Like many other countries, the United States tends to create myths about itself and to put aside the less glorious past. Crane immediately understood the world in which he lived: that of the forging of great fortunes and a great gap between rich and poor, the same that we have returned in the last 50 years. We have returned to the trenches of the most outdated capitalism, leaving the market to dominate everything. We have destroyed our society just as it was destroyed then, although then there was still hope. Hence the strikes.
That they were very repressed.
It is that the United States is a violent place. Although the working class has never wanted to overthrow the system, the repression was more violent than in Europe in the 19th century. Crane understood how poverty degrades you, how generation after generation being poor makes you foolish, selfish and cowardly. But he was not a political activist, he stayed on the sidelines. He watched. His search was the truth, he criticized everyone, and that is very interesting to me. Writers are not politicians. We give our best when we analyze the whole of society and for that it is necessary to stay on the sidelines, in a kind of internal exile.
He wasn’t exactly a saint.
It was absolutely contradictory: he knew what was the right way to act, but he avoided responsibilities, he gambled, he spent too much … and I think he understood that he was going to die soon. He wanted to cling to life in the most ardent way possible and hence his fascination for gambling, cards, games of chance … in his life luck is very clear as the force that dominates the universe.

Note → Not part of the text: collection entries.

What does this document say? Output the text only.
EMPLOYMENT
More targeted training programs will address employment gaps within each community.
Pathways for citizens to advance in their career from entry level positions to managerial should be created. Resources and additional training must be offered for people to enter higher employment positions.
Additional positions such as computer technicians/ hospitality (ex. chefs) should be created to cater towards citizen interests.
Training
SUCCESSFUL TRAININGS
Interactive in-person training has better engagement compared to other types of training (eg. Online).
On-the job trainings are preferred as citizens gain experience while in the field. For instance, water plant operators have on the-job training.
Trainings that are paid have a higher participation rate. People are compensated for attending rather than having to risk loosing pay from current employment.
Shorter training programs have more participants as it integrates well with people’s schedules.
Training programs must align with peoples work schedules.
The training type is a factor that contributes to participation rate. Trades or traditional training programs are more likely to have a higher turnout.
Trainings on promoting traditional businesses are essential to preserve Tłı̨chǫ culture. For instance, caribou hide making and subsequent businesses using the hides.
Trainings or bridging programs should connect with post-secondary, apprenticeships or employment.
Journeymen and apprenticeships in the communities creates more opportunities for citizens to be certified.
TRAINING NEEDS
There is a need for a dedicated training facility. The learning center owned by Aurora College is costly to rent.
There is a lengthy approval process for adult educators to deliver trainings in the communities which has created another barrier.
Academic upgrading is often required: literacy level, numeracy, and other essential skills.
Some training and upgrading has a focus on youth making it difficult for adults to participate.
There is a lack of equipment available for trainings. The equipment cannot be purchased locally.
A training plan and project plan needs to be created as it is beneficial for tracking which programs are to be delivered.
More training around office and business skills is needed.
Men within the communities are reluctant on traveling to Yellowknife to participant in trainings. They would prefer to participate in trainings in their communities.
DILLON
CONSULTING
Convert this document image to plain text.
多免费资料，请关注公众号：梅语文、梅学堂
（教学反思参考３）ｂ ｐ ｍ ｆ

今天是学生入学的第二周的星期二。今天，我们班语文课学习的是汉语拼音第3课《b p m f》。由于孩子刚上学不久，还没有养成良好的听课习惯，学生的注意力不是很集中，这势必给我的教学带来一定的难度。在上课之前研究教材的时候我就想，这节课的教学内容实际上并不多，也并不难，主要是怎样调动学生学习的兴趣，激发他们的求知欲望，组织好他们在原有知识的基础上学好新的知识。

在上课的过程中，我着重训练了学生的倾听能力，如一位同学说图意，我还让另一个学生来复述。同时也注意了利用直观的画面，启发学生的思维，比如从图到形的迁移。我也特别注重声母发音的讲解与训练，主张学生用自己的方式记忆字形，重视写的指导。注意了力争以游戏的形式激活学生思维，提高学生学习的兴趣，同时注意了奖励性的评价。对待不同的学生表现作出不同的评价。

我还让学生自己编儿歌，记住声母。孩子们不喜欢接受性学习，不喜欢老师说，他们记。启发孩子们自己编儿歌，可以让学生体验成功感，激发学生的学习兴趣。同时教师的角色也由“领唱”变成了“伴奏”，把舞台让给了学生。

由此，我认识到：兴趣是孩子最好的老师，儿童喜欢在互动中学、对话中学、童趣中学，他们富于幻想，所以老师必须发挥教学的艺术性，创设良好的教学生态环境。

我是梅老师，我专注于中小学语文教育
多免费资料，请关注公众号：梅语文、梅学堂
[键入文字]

In the book he explains that he wrote it in a dark time.
I was referring to the rise of the far right, the erosion of democracies in the West, and the rise of Trump. This country is crazy and now more than ever. What can be said about Trump and what his party has become, about those crazy people who wanted to kill the Democratic leaders? We also see it in the pandemic: more than 25% of adults do not want to be vaccinated. We have outbreaks and 2,000 people are dying a day when we have the tools to fight it. We live in times of absolute madness. I don’t know what’s going to happen and I’m still perplexed, worried, sometimes optimistic and other times very, very pessimistic.
How about Biden?
He was not my favorite, I have always had mixed thoughts about him but I think he has done very well so far, he is being a good president. Understand the greatness of this moment. He wants to change society for the better, the problem is that the Democratic majority is very small in the Senate and that makes things difficult. There is very important pending legislation, we do not know if it will go ahead. There are days when I have hope and days when I see everything very black.
How have you lived the 9/11 anniversary?
Everything we can do wrong we did wrong. I understand why the United States felt the need to go to Afghanistan in 2001 and try to finish off Al-Qaeda. But we should have left after the Taliban fell three or four months later. The mission was not to rebuild Afghan society, that is not our business. Afghanistan is an ungovernable place, a tribal culture, to impose some idea of ​​democracy, which we also did not do, does not make sense. It was wasting time. It still amazes me that the country and Congress followed Bush’s Axis of Evil narrative. A year after the attack, in 2002, they asked me for a text. I wrote that going to Iraq seemed like a planetary disaster to me. It was obvious. American arrogance and stupidity have caused so much trouble, so many hundreds of thousands of lives lost, torture, Guantanamo, Abu Ghraib, the creation of ISIS … we created a deadly nightmare. It’s our fault. So getting out of Afghanistan is good, I don’t know what we were painting there. Although there are aspects of the withdrawal that could have been done better.